Although Candid relies on technology to create the entire customer experience, it isn’t a tech company. It couldn’t succeed as a business if people didn’t end up with straighter teeth. And its competitors are orthodontists, not, say, data science companies.
Using technology and tech platforms can make growth faster and less capital intensive. And technology may improve customer experience. For Stitch Fix, technology does both. Sophisticated algorithms help advise stylists on what clothes to offer customers, making it cost-effective to provide personalized styling for busy shoppers who can’t afford the personal shopper experience at high-end department stores. But Stitch Fix calls itself an online styling service, not a platform or some other jargony term.
Contrast that with WeWork. The company’s ill-fated prospectus (under the name We Company) used the word technology more than 100 times, according to the Washington Post. Former WeWork chief product officer Shiva Rajaraman told TechCrunch that the company was “moving toward [becoming] a Google Analytics for space.” WeWork aimed to attract gig workers and pitched the vision that it was building community and changing the way people lived, not merely where they worked. Before he was bought out, WeWork founder Adam Neumann made grandiose claims that the company would “elevate the world’s consciousness.” No. WeWork’s business was renting and subletting cubicles and conference rooms to gig workers, startups, and big companies that needed some temporary office space. Little surprise that when WeWork recently appointed a permanent CEO, it went for someone with deep real estate experience: Sandeep Mathrani, former CEO of Brookfield Properties’ retail group.
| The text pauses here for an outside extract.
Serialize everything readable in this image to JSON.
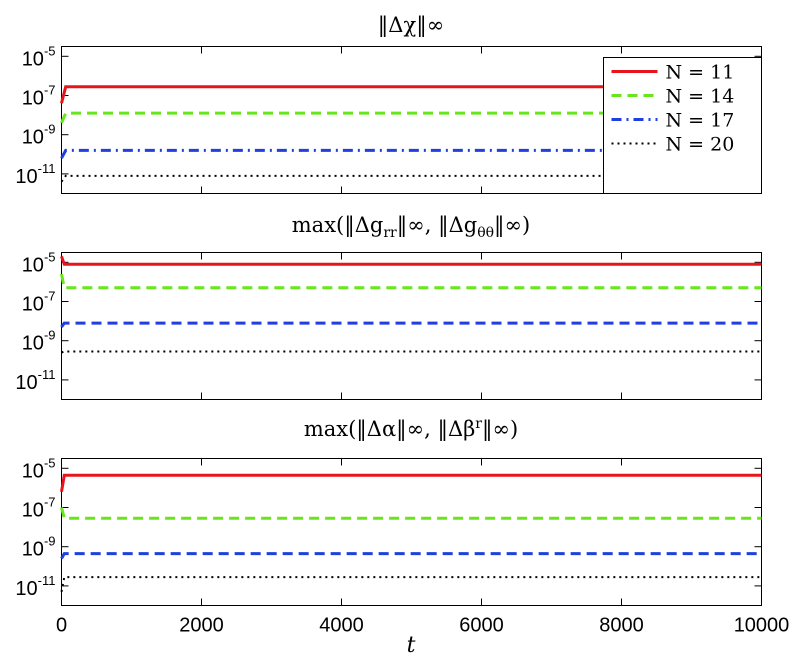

WeWork’s closest competitor is probably Regus. Unlike WeWork, Regus doesn’t aspire to change people’s lives or save the planet, let alone be a tech company. It provides an upscale and professional temporary working environment. You’re less likely to find the hoodie-wearing crowd at Regus; look instead for khaki-clad men and casually but smartly dressed women. Look again and you’ll see US$3.5 billion in revenue and $485 million in EBITDA for parent company IWG.
Being powered by technology, engaging with customers exclusively online, and avoiding personal contact with humans does not a tech company make. Nor does the label tech company — deserved or otherwise — carry or imbue cachet. Companies should embrace their identities, not try to come up with alternative ones.